Drowning and death by fire I think are worse, but far less common. So many people feel what I felt yesterday, without the prospect of remedy if they could just get to their hotel. How do they do it? How can we stop it? What do I do with this lesson?

A View from My Window

Missing the bus had one advantage. My view went from this…

My view from the hotel in Madrid

to this.

My view from the hotel in Tineo

Now granted, there is nothing to do in Tineo, but I plan to park myself in the lobby till it’s time for the bus and try to work. Switched my laptop from the big mochilla to the small one. It is less protected but more accessible. And now I have to go check out.

It Was the Right Bus

I am now ensconced in my hotel In Tineo. Stef suggested I stay in Madrid but I had already bought the tickets and booked this place. It’s very different from my last place.

Like…night and day different

The bathroom almost makes up for the bed, which is as hard as a rock. (The picture of the bed won’t load for some reason.) Had I the money, I might travel with my own mattress. I’m glad I’m a) exhausted and b) the possessor of sleeping pills. I’m gonna need ‘em. I hope the beds are soft at Stef’s place.

Kuba

There were many exhibits at Reina Sofia I found interesting, and many more I thought, “That’s art? How is ‘a video of a guy drawing an ink picture while being wet with a garden hose’ art?” it was interesting that so many modern artists are choosing video as their medium.

A video I enjoyed was watching the artist draw on glass, as if I were the canvas. Several I was befuddled by involved American politicians: Nixon, Reagan, etc. A disturbingly powerful video was footage of atomic bombs, shown to the soundtrack of an old song from the ‘40s, singing about meeting again some sunny day, while on the screen ground zero glowed like the sun.

But the exhibit that really stuck with me, other than “Guernica,” was “Kuba.” (I can’t put the symbol above the “u.”) The artist lived in the shantytown, Kuba, (I think it’s in Cuba,) for several years. The citizens of it have formed a tight knit and enduring community. He interviewed many people and videoed their stories.

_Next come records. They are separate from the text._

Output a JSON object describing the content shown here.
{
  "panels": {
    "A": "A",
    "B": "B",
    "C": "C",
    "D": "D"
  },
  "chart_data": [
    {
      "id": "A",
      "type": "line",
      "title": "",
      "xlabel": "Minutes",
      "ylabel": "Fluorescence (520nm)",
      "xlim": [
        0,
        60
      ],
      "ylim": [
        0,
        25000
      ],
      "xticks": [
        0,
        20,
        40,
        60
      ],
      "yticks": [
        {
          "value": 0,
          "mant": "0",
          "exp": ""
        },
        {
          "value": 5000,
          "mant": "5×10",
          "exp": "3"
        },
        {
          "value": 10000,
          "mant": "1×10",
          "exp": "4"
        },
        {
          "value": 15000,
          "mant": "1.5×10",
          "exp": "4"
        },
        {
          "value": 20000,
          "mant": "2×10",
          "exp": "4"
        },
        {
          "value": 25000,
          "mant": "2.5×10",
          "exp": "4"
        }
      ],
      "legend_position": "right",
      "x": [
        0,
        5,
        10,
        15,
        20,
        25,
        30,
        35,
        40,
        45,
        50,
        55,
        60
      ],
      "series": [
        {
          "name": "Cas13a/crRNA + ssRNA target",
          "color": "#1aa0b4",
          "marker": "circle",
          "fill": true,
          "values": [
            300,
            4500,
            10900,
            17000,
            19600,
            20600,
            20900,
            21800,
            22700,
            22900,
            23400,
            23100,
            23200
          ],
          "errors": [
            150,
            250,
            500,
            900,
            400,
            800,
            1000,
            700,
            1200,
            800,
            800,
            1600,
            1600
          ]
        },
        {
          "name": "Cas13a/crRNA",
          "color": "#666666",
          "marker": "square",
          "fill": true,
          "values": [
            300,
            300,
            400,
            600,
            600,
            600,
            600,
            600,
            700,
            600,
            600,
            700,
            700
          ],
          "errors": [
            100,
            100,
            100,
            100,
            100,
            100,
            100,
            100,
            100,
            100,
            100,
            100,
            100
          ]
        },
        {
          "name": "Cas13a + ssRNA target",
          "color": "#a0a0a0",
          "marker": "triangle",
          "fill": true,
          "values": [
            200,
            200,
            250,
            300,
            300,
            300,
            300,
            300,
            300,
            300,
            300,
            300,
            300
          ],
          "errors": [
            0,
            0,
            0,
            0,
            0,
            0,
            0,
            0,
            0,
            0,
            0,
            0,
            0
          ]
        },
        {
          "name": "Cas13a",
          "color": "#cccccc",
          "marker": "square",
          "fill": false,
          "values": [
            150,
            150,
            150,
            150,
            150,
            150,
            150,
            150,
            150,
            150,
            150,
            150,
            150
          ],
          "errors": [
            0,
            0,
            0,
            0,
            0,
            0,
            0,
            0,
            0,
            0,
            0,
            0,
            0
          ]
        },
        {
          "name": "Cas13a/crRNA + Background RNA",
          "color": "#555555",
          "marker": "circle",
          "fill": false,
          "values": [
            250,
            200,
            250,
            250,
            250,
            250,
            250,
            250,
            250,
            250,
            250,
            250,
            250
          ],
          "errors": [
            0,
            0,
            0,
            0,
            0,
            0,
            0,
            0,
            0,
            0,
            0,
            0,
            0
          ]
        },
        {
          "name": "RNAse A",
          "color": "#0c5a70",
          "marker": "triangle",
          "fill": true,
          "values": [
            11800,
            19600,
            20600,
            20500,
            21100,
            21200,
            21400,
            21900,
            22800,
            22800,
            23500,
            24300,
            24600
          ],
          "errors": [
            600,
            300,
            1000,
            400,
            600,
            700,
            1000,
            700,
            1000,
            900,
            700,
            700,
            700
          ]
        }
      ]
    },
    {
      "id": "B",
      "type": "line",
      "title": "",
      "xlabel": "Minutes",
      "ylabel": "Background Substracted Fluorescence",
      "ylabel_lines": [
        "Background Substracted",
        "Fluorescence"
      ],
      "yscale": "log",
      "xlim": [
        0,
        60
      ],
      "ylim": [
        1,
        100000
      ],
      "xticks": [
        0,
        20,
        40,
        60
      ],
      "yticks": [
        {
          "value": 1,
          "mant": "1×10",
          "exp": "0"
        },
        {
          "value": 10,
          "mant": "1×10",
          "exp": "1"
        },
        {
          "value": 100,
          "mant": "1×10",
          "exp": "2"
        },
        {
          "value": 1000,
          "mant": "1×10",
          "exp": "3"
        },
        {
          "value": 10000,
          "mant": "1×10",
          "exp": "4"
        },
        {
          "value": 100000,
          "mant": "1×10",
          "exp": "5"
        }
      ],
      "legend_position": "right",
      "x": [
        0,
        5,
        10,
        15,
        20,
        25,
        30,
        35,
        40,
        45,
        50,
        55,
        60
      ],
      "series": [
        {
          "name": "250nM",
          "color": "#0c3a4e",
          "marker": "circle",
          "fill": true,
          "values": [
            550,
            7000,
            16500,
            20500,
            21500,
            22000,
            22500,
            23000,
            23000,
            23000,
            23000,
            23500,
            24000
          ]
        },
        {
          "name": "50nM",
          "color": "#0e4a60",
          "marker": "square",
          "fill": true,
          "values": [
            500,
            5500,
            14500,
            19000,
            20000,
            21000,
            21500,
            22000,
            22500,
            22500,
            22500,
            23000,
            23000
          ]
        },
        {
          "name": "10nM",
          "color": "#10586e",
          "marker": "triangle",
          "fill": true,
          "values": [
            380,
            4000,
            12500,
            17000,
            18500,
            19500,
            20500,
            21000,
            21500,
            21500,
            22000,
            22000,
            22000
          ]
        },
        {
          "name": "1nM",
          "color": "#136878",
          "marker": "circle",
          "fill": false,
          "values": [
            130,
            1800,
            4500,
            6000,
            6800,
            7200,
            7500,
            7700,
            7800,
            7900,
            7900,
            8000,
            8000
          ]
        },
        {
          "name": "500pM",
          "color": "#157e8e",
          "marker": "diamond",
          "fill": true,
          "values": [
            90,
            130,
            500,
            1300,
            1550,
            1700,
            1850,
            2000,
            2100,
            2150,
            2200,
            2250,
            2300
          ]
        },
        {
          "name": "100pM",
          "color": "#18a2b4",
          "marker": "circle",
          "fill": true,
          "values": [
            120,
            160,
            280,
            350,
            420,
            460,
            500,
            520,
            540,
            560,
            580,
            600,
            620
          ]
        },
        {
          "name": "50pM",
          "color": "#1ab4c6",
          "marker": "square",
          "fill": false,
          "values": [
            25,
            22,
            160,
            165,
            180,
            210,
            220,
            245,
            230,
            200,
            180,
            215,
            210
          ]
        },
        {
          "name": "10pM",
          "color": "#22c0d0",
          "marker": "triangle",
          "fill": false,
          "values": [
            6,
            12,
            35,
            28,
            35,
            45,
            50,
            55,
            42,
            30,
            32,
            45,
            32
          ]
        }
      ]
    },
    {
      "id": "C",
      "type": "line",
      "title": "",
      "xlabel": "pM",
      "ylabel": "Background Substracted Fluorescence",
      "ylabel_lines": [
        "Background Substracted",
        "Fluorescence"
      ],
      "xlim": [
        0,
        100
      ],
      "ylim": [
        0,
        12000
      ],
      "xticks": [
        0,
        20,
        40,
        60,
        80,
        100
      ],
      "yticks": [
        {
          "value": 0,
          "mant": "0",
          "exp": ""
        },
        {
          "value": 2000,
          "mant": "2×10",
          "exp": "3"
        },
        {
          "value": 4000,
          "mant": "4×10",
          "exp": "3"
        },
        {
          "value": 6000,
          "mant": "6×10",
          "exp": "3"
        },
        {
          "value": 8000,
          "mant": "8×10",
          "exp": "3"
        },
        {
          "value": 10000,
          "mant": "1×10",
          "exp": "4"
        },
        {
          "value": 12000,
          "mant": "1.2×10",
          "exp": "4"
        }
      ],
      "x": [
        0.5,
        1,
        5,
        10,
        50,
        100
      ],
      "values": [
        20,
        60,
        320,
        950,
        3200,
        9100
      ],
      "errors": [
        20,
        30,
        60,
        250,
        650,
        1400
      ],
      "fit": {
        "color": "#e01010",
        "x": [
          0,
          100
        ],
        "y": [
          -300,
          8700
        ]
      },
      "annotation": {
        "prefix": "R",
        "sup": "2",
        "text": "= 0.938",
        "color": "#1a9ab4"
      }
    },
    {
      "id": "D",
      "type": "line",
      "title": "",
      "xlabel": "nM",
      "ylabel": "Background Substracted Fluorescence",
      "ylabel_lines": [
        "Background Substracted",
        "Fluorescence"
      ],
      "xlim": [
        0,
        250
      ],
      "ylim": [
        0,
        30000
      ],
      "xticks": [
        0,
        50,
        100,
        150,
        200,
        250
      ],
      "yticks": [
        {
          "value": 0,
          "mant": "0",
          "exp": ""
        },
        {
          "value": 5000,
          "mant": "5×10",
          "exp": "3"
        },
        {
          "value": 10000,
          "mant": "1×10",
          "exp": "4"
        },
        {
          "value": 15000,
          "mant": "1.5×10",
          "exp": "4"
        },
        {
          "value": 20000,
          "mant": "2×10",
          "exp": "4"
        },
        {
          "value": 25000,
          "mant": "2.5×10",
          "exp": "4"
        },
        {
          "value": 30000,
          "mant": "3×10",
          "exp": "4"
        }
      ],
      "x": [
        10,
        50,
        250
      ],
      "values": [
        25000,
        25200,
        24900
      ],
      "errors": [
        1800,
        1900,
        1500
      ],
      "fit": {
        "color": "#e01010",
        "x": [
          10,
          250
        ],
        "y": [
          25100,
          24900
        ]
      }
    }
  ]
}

You walk into a room full of televisions, at least 30. Each one has a chair in front. Each set and each chair is unique. There is a kitchen chair, a lawn chair, an armchair, etc. And on each tv set is a different person, telling their story. I didn’t sit in a chair but I think you could.

It was fascinating, a modern and more personal version of what the old masters were conveying with “Market Day.”

I saw the story of a young man, who asked for leave from the army, thinking he would get the normal 20 days. He got six. So he stayed 20, thinking he would get a “Ha, ha, you bad boy.” and a slap on the wrist. Instead he got two years in prison, of which he served five months.

Another one was a girl whose family left the barrio. Her father had a coffee house with an apartment above. She hated it. She felt smothered, and kept running away.

Eventually her father gave up the coffee house and built another shack next to the first one. He lives in one; his wife lives in the other. The girl switches between.

She said something like, “ Out there are rules. Before you visit your neighbor you must call and ask. There are doors that shut people out. Here you are free. You can visit anyonek, any time. I can’t live out there; I can’t breathe.”

I wonder what stories Navasota could tell?

It’s Not the Wrong Bus; It’s Not the Wrong Bus

The bus from Madrid was late, and I barely made my connection. I’d gone seven hours without a bathroom break, so once I got the right bus I headed for the WC. As I was washing my hands I heard a call that a bus was leaving, and I realized I had not gotten my bus #. So I picked one that seemed to be in the right place, and the driver waved me on. And I’m sitting here telling myself that if it was the wrong bus he would have checked my ticket. So it’s not the wrong bus. it’s not the wrong bus. Please God let it not be the wrong bus.